We had a tenant in there and asked them if they could vacate the premises by August/September as we wanted to start our renos and move in. Essentially because the block is long and narrow, we needed to add a second storey with just a bedroom, bathroom and WI robe. We contacted an architect who has worked with Randwick Council for nearly 20 years, and started putting together ideas. We wanted a very simple reno, and because of our close proximity to our neighbours, we were aware of their needs.
To the east side, the property we are attached to has already been renovated and have gone up one floor. To our west, the house is still an original bought back in the 1940's. 
Our plans went into Council, but not before I showed them to both our neighbours. Much praise for them and lots of congratulations. Until the DA went in!!

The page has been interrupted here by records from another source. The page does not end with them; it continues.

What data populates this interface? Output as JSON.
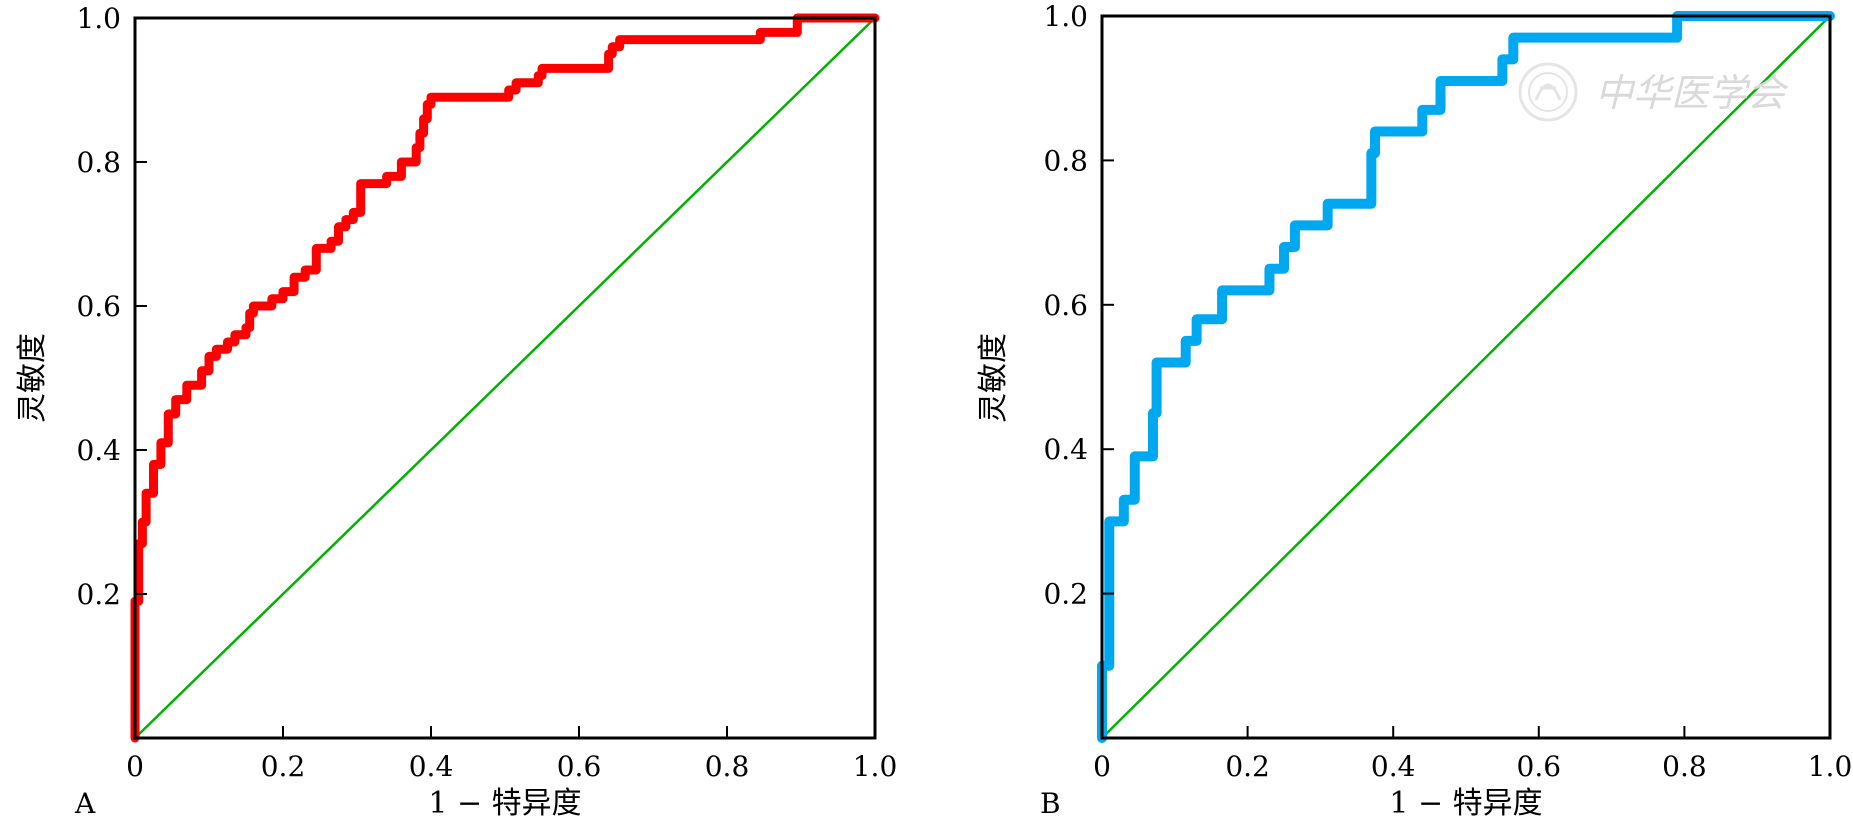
{
  "watermark": {
    "text": "中华医学会"
  },
  "chart_data": [
    {
      "type": "line",
      "panel_label": "A",
      "xlabel": "1 − 特异度",
      "ylabel": "灵敏度",
      "xlim": [
        0,
        1.0
      ],
      "ylim": [
        0,
        1.0
      ],
      "x_ticks": [
        "0",
        "0.2",
        "0.4",
        "0.6",
        "0.8",
        "1.0"
      ],
      "y_ticks": [
        "0.2",
        "0.4",
        "0.6",
        "0.8",
        "1.0"
      ],
      "grid": false,
      "colors": {
        "roc": "#ff0000",
        "reference": "#00b200"
      },
      "series": [
        {
          "x": [
            0,
            0,
            0.005,
            0.005,
            0.01,
            0.01,
            0.015,
            0.015,
            0.025,
            0.025,
            0.035,
            0.035,
            0.045,
            0.045,
            0.055,
            0.055,
            0.07,
            0.07,
            0.09,
            0.09,
            0.1,
            0.1,
            0.11,
            0.11,
            0.125,
            0.125,
            0.135,
            0.135,
            0.15,
            0.15,
            0.155,
            0.155,
            0.16,
            0.16,
            0.185,
            0.185,
            0.2,
            0.2,
            0.215,
            0.215,
            0.23,
            0.23,
            0.245,
            0.245,
            0.265,
            0.265,
            0.275,
            0.275,
            0.285,
            0.285,
            0.295,
            0.295,
            0.305,
            0.305,
            0.34,
            0.34,
            0.36,
            0.36,
            0.38,
            0.38,
            0.385,
            0.385,
            0.39,
            0.39,
            0.395,
            0.395,
            0.4,
            0.4,
            0.405,
            0.405,
            0.42,
            0.42,
            0.42,
            0.42,
            0.505,
            0.505,
            0.515,
            0.515,
            0.545,
            0.545,
            0.55,
            0.55,
            0.64,
            0.64,
            0.645,
            0.645,
            0.655,
            0.655,
            0.845,
            0.845,
            0.895,
            0.895,
            1.0
          ],
          "y": [
            0,
            0.19,
            0.19,
            0.27,
            0.27,
            0.3,
            0.3,
            0.34,
            0.34,
            0.38,
            0.38,
            0.41,
            0.41,
            0.45,
            0.45,
            0.47,
            0.47,
            0.49,
            0.49,
            0.51,
            0.51,
            0.53,
            0.53,
            0.54,
            0.54,
            0.55,
            0.55,
            0.56,
            0.56,
            0.57,
            0.57,
            0.59,
            0.59,
            0.6,
            0.6,
            0.61,
            0.61,
            0.62,
            0.62,
            0.64,
            0.64,
            0.65,
            0.65,
            0.68,
            0.68,
            0.69,
            0.69,
            0.71,
            0.71,
            0.72,
            0.72,
            0.73,
            0.73,
            0.77,
            0.77,
            0.78,
            0.78,
            0.8,
            0.8,
            0.82,
            0.82,
            0.84,
            0.84,
            0.86,
            0.86,
            0.88,
            0.88,
            0.89,
            0.89,
            0.89,
            0.89,
            0.89,
            0.89,
            0.89,
            0.89,
            0.9,
            0.9,
            0.91,
            0.91,
            0.92,
            0.92,
            0.93,
            0.93,
            0.95,
            0.95,
            0.96,
            0.96,
            0.97,
            0.97,
            0.98,
            0.98,
            1.0,
            1.0
          ]
        },
        {
          "x": [
            0,
            1.0
          ],
          "y": [
            0,
            1.0
          ]
        }
      ]
    },
    {
      "type": "line",
      "panel_label": "B",
      "xlabel": "1 − 特异度",
      "ylabel": "灵敏度",
      "xlim": [
        0,
        1.0
      ],
      "ylim": [
        0,
        1.0
      ],
      "x_ticks": [
        "0",
        "0.2",
        "0.4",
        "0.6",
        "0.8",
        "1.0"
      ],
      "y_ticks": [
        "0.2",
        "0.4",
        "0.6",
        "0.8",
        "1.0"
      ],
      "grid": false,
      "colors": {
        "roc": "#00a8f0",
        "reference": "#00b200"
      },
      "series": [
        {
          "x": [
            0,
            0,
            0.01,
            0.01,
            0.015,
            0.015,
            0.03,
            0.03,
            0.045,
            0.045,
            0.065,
            0.065,
            0.07,
            0.07,
            0.075,
            0.075,
            0.095,
            0.095,
            0.115,
            0.115,
            0.13,
            0.13,
            0.145,
            0.145,
            0.165,
            0.165,
            0.2,
            0.2,
            0.23,
            0.23,
            0.25,
            0.25,
            0.265,
            0.265,
            0.29,
            0.29,
            0.31,
            0.31,
            0.33,
            0.33,
            0.37,
            0.37,
            0.375,
            0.375,
            0.385,
            0.385,
            0.44,
            0.44,
            0.465,
            0.465,
            0.49,
            0.49,
            0.51,
            0.51,
            0.55,
            0.55,
            0.565,
            0.565,
            0.58,
            0.58,
            0.79,
            0.79,
            1.0
          ],
          "y": [
            0,
            0.1,
            0.1,
            0.3,
            0.3,
            0.3,
            0.3,
            0.33,
            0.33,
            0.39,
            0.39,
            0.39,
            0.39,
            0.45,
            0.45,
            0.52,
            0.52,
            0.52,
            0.52,
            0.55,
            0.55,
            0.58,
            0.58,
            0.58,
            0.58,
            0.62,
            0.62,
            0.62,
            0.62,
            0.65,
            0.65,
            0.68,
            0.68,
            0.71,
            0.71,
            0.71,
            0.71,
            0.74,
            0.74,
            0.74,
            0.74,
            0.81,
            0.81,
            0.84,
            0.84,
            0.84,
            0.84,
            0.87,
            0.87,
            0.91,
            0.91,
            0.91,
            0.91,
            0.91,
            0.91,
            0.94,
            0.94,
            0.97,
            0.97,
            0.97,
            0.97,
            1.0,
            1.0
          ]
        },
        {
          "x": [
            0,
            1.0
          ],
          "y": [
            0,
            1.0
          ]
        }
      ]
    }
  ]
}
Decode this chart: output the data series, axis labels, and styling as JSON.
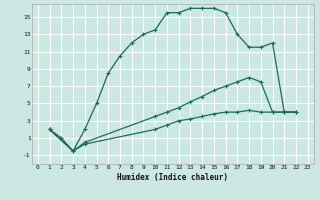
{
  "xlabel": "Humidex (Indice chaleur)",
  "bg_color": "#cce8e2",
  "line_color": "#1a6b5e",
  "grid_color": "#ffffff",
  "xlim": [
    -0.5,
    23.5
  ],
  "ylim": [
    -2.0,
    16.5
  ],
  "xticks": [
    0,
    1,
    2,
    3,
    4,
    5,
    6,
    7,
    8,
    9,
    10,
    11,
    12,
    13,
    14,
    15,
    16,
    17,
    18,
    19,
    20,
    21,
    22,
    23
  ],
  "yticks": [
    -1,
    1,
    3,
    5,
    7,
    9,
    11,
    13,
    15
  ],
  "line1_x": [
    1,
    2,
    3,
    4,
    5,
    6,
    7,
    8,
    9,
    10,
    11,
    12,
    13,
    14,
    15,
    16,
    17,
    18,
    19,
    20,
    21,
    22
  ],
  "line1_y": [
    2,
    1,
    -0.5,
    2,
    5,
    8.5,
    10.5,
    12,
    13,
    13.5,
    15.5,
    15.5,
    16,
    16,
    16,
    15.5,
    13,
    11.5,
    11.5,
    12,
    4,
    4
  ],
  "line2_x": [
    1,
    3,
    4,
    10,
    11,
    12,
    13,
    14,
    15,
    16,
    17,
    18,
    19,
    20,
    21,
    22
  ],
  "line2_y": [
    2,
    -0.5,
    0.5,
    3.5,
    4,
    4.5,
    5.2,
    5.8,
    6.5,
    7,
    7.5,
    8,
    7.5,
    4,
    4,
    4
  ],
  "line3_x": [
    1,
    3,
    4,
    10,
    11,
    12,
    13,
    14,
    15,
    16,
    17,
    18,
    19,
    20,
    21,
    22
  ],
  "line3_y": [
    2,
    -0.5,
    0.3,
    2,
    2.5,
    3,
    3.2,
    3.5,
    3.8,
    4,
    4,
    4.2,
    4,
    4,
    4,
    4
  ]
}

We were contacted by Council and told us they had received 6 objections, including the same people who had sold us the house in the first place!! They happen to live 3 doors down. 
Although I kept in contact with Council over the months, I wasn't told anything. We were told that because our FSR was slightly over, it looked like we were going to a Council meeting. A week later we were told there was no need. Then for 3 months we heard nothing as the DA was still under "assessment'. We were then told a decision was going to be made by delegation, and that would occur once our Council officer returned from holidays. Unfortunately the person who was supposed to sign off on it, due to "lack of staff" forgot and by the time the officer got back they had received complaints from the neighbours. They told us they were now forced to go to a Council meeting, as a Councillor had called it up. We were told it would happen before Christmas. We were then told it would not happen before Xmas, and it would be February, either the 8th or the 22nd.  

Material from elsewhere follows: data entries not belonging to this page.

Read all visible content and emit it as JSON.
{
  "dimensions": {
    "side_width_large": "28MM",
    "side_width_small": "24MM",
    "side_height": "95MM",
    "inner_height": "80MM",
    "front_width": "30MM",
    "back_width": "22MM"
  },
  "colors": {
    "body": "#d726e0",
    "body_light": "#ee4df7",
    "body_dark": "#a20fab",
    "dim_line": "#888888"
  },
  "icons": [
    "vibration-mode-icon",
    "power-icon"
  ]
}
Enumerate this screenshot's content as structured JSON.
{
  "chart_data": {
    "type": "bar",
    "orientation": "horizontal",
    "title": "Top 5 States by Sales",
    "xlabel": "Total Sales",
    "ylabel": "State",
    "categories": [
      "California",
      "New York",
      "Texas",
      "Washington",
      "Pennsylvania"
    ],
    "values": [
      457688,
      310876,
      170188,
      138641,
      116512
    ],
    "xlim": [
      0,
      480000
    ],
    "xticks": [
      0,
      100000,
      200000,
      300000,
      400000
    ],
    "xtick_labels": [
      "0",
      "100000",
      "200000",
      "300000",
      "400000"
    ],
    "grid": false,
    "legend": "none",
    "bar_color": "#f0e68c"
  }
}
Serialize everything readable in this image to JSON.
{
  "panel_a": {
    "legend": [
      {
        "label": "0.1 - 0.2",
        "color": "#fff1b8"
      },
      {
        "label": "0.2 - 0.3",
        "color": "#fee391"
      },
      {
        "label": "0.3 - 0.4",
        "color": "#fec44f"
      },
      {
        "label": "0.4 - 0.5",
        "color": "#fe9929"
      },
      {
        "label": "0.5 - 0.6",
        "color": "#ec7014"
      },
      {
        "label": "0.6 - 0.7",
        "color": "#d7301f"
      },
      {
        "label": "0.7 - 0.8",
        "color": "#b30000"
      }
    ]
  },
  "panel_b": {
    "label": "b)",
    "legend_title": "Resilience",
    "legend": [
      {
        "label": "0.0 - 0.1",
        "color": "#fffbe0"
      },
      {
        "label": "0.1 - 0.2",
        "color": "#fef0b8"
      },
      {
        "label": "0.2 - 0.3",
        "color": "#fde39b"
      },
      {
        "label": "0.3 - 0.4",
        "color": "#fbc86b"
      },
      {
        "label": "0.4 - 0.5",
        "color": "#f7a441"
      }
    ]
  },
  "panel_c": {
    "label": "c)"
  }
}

We were told that the 8th was not the date and that the 22nd (tomorrow) would be. Well, needless to say, it's not tomorrow either. We have had to hire a Town Planner to help us fight all this, and have contacted all 15 Councillor telling them about our plight. On the Council website it shows that there is a 3 Councillor challenge, and from the 18th Feb it shows referred to Council. I have been told the Councillor who originally referred it to a meeting is now looking at withdrawing it, as we were asked to make some changes to the plan i.e. lowering the ceiling on the western side to 2.5mts and removing privacy screens from the pergola. 
We continue to wait in this saga, but please tell me this is not normal! 
Cheers
Simon

----------